Tarun Reddy Mallavarapu
4 min readApr 13, 2023

In the first part of this blog series, we discussed how to build an ETL pipeline that processes raw data present in an S3 bucket and transforms it according to the schema of a PostgreSQL database. We covered steps such as creating an S3 bucket to store batch files, setting up a VPC with private and public subnets, creating a Server less RDS cluster in the private subnet, containerizing the transformation job, setting up an ECS cluster, and dumping the output to the RDS instance.

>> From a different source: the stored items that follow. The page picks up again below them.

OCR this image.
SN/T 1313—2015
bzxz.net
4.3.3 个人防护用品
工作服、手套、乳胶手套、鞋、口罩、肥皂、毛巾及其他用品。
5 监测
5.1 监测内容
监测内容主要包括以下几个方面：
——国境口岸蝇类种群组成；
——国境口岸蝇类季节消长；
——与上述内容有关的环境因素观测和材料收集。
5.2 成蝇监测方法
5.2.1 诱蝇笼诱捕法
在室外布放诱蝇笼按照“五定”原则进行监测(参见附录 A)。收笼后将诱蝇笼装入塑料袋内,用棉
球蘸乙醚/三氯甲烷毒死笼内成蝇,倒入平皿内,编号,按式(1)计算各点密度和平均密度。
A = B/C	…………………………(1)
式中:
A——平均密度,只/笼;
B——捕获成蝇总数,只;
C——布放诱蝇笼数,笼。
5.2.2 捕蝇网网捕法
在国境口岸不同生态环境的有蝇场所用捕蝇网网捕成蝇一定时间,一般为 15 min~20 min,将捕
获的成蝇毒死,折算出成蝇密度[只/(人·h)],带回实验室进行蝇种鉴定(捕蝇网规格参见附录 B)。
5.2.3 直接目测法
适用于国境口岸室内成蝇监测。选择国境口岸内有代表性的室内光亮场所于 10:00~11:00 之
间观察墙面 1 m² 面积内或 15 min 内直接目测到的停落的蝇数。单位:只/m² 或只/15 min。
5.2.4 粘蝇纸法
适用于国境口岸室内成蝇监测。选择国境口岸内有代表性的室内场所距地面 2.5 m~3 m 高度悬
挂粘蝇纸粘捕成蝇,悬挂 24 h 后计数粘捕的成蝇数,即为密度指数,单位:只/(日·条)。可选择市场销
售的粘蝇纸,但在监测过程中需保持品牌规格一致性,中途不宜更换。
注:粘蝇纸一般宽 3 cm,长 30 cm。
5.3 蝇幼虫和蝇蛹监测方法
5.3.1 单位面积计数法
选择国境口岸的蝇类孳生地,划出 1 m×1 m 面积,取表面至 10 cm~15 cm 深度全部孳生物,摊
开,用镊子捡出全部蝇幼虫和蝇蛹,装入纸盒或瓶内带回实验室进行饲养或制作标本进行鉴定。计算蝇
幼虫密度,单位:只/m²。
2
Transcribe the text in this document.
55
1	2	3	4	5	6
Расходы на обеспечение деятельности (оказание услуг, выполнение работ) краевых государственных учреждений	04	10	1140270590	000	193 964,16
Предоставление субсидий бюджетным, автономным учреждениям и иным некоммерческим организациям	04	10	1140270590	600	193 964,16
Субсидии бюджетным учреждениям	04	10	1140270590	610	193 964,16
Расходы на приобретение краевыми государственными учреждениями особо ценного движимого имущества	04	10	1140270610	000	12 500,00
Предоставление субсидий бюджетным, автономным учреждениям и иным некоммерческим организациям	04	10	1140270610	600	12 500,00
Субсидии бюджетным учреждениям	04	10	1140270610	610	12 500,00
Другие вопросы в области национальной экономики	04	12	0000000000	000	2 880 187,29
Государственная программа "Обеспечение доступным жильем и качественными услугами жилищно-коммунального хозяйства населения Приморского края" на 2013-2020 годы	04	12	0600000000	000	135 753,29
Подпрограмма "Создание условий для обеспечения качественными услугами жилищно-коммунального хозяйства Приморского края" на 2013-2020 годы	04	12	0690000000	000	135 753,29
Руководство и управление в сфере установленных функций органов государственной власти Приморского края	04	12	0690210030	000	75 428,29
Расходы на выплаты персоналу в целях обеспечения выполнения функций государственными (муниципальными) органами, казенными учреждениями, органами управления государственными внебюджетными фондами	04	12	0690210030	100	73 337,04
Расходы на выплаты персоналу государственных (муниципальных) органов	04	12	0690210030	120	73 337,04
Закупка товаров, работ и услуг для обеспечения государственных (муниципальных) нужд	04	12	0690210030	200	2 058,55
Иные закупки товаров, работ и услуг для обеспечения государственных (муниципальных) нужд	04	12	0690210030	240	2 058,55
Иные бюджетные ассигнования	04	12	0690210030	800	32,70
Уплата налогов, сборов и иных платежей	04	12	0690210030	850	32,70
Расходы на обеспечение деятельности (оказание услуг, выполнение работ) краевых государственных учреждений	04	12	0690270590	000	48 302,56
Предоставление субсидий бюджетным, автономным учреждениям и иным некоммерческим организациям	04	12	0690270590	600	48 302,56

In this second part of the series, we’ll discuss how to further enhance the security and scalability of the ETL pipeline. Specifically, we’ll cover the following steps:

Step 1: Choose the AWS region

When creating your resources on AWS, it’s important to choose the region that best suits your needs. For this ETL pipeline, we recommend using the North Virginia region, as it has the most extensive list of services and features available.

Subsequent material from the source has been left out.